In scientific terms Bovine Spongiform Encephalopathy (BSE) and variant Creutzfeldt-Jakob Disease (vCJD) are Transmissible Spongiform Encephalopathies (TSEs). Put simply this means that the diseases can be passed on to animals or humans through eating contaminated tissue. Once it takes hold, the disease produces innumerable microscopic holes in the brain by the production of an abnormal protein (misfolded prions). This gives it a spongy appearance when analyzed at autopsy.
In 1985 vets and farmers across Britain began to notice that a large number of cows were displaying erratic behavior – losing coordination, rolling around as if drunk and eventually dying. Autopsies on the dead animals showed alarming similarity in brain damage to the sheep disease scrapie. A disease, it seemed, had crossed species. This discovery had a devastating effect on the British beef industry. The public were treated to the spectacle of the Agriculture Secretary, John Selwyn Gummer, feeding a beef burger to his daughter and declaring British beef safe to eat. The rest of the world was not so sure and most countries banned imports, costing the UK economy billions of pounds. All herds where the disease was present were slaughtered.
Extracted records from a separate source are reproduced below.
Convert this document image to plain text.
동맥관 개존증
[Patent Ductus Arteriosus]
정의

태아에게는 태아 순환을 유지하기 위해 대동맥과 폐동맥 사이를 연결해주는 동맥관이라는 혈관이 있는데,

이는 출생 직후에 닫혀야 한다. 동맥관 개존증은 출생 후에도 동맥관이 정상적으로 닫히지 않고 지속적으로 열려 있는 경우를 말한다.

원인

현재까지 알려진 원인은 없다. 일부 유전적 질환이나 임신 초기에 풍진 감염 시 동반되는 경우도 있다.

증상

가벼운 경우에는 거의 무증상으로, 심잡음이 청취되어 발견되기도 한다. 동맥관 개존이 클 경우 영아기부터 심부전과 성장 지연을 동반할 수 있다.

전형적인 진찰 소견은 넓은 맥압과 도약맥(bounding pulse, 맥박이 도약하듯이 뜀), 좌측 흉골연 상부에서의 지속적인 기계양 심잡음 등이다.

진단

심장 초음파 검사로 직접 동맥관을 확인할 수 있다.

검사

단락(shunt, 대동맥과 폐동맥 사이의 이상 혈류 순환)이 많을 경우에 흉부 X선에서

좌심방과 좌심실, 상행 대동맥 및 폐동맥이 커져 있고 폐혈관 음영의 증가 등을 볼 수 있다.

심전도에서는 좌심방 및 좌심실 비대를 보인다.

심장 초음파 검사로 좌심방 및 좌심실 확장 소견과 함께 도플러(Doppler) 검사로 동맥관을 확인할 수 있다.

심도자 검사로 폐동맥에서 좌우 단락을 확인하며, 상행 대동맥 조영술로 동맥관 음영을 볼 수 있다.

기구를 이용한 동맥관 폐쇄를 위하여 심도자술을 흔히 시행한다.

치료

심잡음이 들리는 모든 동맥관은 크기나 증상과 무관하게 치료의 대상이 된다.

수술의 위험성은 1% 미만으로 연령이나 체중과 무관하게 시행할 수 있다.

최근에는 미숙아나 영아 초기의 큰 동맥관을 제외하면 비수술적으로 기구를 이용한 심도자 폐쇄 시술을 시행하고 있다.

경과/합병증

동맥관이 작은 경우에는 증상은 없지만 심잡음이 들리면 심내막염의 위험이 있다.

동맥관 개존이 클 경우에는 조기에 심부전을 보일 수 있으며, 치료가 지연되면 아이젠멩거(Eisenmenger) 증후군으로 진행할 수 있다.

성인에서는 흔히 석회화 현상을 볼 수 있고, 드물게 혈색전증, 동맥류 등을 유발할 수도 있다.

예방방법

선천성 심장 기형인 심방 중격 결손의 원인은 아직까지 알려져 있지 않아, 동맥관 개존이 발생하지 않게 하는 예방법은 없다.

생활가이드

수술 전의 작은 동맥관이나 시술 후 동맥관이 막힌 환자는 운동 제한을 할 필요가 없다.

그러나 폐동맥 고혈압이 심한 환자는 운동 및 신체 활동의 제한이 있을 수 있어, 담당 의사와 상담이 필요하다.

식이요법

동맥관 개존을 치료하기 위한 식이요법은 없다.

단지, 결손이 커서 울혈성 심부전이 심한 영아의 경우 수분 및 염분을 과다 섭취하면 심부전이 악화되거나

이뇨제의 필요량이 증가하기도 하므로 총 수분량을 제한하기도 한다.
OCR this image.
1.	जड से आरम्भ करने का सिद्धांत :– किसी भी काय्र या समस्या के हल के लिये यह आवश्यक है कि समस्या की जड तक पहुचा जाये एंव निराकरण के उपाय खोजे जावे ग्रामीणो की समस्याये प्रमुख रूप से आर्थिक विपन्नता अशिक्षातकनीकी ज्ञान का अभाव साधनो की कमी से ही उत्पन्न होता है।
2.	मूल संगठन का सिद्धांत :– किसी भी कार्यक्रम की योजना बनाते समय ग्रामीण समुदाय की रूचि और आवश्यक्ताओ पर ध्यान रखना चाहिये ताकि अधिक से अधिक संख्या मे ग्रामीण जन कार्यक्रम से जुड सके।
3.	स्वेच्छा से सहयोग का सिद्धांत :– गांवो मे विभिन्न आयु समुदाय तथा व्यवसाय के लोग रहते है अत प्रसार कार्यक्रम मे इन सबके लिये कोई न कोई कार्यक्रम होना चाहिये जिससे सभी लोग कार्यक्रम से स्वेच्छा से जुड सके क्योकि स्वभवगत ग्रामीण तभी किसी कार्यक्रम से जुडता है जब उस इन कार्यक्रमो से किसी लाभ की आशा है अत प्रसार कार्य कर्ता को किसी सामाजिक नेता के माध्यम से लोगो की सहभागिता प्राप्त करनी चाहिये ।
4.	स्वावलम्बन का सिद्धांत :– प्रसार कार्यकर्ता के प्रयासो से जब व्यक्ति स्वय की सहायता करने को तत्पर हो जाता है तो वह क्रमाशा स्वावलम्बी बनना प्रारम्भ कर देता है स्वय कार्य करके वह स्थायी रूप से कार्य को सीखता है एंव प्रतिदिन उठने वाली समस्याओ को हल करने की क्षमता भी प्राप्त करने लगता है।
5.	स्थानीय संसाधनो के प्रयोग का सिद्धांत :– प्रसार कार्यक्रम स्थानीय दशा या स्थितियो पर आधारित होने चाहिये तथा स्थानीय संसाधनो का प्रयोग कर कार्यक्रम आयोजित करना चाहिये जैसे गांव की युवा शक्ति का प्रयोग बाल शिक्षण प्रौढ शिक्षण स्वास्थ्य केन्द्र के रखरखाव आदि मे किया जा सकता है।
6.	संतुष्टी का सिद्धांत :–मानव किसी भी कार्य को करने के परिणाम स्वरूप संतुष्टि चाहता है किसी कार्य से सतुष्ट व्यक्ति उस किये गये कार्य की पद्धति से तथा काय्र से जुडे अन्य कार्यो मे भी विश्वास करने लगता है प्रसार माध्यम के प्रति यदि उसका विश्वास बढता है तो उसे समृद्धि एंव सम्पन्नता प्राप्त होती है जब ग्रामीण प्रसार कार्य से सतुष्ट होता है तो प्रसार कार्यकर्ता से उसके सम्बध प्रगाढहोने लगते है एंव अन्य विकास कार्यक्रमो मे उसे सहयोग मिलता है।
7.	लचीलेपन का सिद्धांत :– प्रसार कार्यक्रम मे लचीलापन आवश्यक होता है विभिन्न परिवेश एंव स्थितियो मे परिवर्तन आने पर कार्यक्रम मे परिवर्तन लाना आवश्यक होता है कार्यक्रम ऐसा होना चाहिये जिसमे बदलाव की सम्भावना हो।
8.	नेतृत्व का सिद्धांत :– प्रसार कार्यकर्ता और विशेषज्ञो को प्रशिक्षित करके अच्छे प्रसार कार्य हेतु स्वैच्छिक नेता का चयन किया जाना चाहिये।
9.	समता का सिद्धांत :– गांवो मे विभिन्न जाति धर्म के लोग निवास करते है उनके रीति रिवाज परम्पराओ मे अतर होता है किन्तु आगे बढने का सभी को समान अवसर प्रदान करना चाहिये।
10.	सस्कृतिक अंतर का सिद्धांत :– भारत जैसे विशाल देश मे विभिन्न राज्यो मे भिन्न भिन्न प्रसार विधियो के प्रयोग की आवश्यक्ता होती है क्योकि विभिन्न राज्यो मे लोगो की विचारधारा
Just over a decade later, the worst fears were realized when it was found that BSE could affect humans in the form of vCJD and that the disease had once again jumped a species barrier. In that time more than five million cattle had been destroyed across Europe and cattle over 30 months old had been removed from the food chain. Though these measures will probably prevent future cases of vCJD, its long Incubation period may mean we are looking at the tip of an iceberg. Diagnosis can only be made after death, and research from America shows that many deaths that were previously thought to be from Alzheimer’s may in fact have been caused by vCJD.
When: BSE: 1985 to present; vCJD: 1996 to present
Where: Britain has been worst affected, but there have been cases of both diseases across Europe, North America and Japan, in countries where cattle were fed hay and soya the diseases are non-existent.
Death toll: 180,000 cattle died from BSE in the UK. The annual death toll from vCJD has stabilized at around 20, but it is highly likely that this figure is an underestimate.
You should know: in Papua New Guinea in the mid 20th century there was an outbreak of laughing disease, known locally as Kuru. It is believed that the disease was spread via cannibalistic practices where it was traditional to eat the brains of the dead to preserve their spirit. The practice is now taboo and the fatal disease has been eradicated. Studies of its pathology have given us vital clues in the understanding of all Transmissible Spongiform Encephalopathies.